If you encounter this injury in the middle of the night or after hours, you can usually get away with placing a light wrap around the affected limb at home. You can reassess how it looks and how your dog feels in the morning and decide whether you’d like to see your primary vet then. Usually, within 24–48 hours, the paw feels as if nothing’s happened and your dog will be back to normal. The claw itself; however, can take several weeks to months to fully grow back, similar to if you, for example, smash your own finger under a hammer and lose your nail.
Fortunately, these wounds seldom become infected and require antibiotics. I believe in my three years of practice I have had to treat just one broken nail with antibiotics. All of the rest healed on their own with limited intervention.
While this injury can be a bloody mess and can cause your pet some discomfort, it rarely constitutes a medical emergency. With the added volume hitting our emergency centers nowadays (at least in my area); I know from experience that many owners are being turned away with pets that have broken claws. If you do choose to bring your pet to an emergency center for this you will generally have an extensive wait time. Often, by the time that you’re seen the bleeding has long since stopped anyway.

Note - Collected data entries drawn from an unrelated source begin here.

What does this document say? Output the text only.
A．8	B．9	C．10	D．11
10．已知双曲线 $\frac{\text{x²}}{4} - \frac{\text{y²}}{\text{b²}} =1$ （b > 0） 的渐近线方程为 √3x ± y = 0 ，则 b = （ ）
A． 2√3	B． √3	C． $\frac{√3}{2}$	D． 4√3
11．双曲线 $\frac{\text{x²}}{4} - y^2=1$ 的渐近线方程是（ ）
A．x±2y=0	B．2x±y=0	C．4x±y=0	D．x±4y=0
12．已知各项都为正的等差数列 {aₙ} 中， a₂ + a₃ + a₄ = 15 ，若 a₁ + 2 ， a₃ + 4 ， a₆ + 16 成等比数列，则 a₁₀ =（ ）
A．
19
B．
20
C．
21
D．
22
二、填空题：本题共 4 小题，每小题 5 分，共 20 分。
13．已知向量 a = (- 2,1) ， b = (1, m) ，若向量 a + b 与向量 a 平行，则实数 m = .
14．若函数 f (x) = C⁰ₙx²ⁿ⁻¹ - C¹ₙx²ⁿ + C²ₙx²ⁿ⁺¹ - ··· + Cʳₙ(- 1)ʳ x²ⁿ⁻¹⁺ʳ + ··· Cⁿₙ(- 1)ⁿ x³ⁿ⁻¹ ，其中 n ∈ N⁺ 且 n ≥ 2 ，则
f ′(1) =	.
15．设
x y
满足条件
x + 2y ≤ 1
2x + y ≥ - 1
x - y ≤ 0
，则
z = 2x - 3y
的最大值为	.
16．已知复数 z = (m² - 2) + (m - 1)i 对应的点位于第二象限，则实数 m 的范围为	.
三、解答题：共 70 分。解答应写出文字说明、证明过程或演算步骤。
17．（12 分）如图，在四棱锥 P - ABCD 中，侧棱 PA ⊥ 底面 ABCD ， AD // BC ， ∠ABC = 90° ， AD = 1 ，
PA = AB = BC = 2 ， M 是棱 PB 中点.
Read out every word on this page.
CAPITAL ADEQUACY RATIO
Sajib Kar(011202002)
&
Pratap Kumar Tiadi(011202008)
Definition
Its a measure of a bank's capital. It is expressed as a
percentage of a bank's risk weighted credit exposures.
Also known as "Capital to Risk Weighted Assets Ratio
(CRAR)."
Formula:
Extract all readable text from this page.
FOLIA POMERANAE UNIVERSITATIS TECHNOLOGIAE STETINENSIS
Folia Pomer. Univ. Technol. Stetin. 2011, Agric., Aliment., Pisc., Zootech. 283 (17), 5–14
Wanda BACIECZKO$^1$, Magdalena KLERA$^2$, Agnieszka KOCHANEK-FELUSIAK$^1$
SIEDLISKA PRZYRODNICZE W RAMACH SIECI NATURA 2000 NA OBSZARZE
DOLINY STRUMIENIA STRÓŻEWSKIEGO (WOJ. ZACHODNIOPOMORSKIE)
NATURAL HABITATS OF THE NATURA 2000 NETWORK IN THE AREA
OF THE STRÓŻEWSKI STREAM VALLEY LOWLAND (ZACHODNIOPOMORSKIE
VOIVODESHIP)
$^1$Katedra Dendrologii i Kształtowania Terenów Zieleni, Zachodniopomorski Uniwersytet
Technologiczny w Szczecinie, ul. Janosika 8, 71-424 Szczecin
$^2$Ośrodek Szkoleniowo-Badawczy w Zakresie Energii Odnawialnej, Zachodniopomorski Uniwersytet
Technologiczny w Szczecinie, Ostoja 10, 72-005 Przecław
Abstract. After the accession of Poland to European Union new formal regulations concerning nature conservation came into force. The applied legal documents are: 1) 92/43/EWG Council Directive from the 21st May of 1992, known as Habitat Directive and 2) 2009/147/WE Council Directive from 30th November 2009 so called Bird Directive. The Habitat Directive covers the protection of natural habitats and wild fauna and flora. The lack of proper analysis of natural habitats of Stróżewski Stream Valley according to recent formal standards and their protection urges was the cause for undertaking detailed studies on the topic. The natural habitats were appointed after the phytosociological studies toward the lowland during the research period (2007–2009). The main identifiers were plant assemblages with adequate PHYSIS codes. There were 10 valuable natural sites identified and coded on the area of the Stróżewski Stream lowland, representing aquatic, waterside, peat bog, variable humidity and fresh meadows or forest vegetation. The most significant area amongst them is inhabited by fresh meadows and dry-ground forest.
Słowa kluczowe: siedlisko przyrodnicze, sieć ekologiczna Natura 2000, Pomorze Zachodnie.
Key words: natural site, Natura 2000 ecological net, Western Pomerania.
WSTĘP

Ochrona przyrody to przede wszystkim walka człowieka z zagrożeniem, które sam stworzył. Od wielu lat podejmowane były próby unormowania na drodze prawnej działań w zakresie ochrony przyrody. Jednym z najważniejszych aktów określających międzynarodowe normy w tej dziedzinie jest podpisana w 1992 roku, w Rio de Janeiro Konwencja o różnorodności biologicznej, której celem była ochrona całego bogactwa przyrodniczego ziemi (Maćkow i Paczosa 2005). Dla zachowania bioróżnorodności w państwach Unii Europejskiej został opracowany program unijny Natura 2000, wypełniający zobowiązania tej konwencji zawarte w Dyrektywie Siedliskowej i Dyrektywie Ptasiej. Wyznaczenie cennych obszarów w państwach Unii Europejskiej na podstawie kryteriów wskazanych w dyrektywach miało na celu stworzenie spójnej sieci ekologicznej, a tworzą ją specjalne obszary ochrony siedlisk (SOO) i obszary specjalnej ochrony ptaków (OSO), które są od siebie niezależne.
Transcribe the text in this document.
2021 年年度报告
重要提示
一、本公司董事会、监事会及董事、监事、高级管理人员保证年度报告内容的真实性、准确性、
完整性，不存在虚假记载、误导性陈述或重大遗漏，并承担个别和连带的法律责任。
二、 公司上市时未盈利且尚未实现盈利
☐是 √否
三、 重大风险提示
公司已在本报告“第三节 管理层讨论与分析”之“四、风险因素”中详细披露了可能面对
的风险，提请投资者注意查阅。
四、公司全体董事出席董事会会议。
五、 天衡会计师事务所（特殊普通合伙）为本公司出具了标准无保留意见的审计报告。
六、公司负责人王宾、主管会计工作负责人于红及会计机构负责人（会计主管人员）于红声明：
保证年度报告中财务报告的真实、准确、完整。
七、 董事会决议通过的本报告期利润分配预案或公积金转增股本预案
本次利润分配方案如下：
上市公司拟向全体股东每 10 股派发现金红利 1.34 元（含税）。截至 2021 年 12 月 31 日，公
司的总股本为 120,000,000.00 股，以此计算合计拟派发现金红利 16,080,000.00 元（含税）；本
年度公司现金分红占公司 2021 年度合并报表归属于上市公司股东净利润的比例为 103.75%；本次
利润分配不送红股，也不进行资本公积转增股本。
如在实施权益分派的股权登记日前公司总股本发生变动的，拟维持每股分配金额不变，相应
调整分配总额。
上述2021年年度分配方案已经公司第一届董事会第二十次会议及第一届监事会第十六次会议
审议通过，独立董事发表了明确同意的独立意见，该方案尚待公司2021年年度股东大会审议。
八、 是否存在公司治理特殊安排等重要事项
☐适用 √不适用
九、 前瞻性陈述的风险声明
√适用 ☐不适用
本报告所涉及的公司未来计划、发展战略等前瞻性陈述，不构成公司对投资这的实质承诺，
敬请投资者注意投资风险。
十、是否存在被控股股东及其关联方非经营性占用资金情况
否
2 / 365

Broken claws are an extremely common injury in dogs and while they are scary, they are often something that can be managed at home. Hopefully, this helps provide some peace of mind the next time you encounter this injury. While the bleeding, and injury itself, can appear quite concerning most dogs shake off any discomfort and pain within a couple of days. Thanks for reading!
Note: This is a generalization of a common injury in dogs. Some instances can constitute more severe injury and, as mentioned, rarely could a life-threatening outcome result. If you are ever worried about your pet, you should seek the advice of your veterinarian.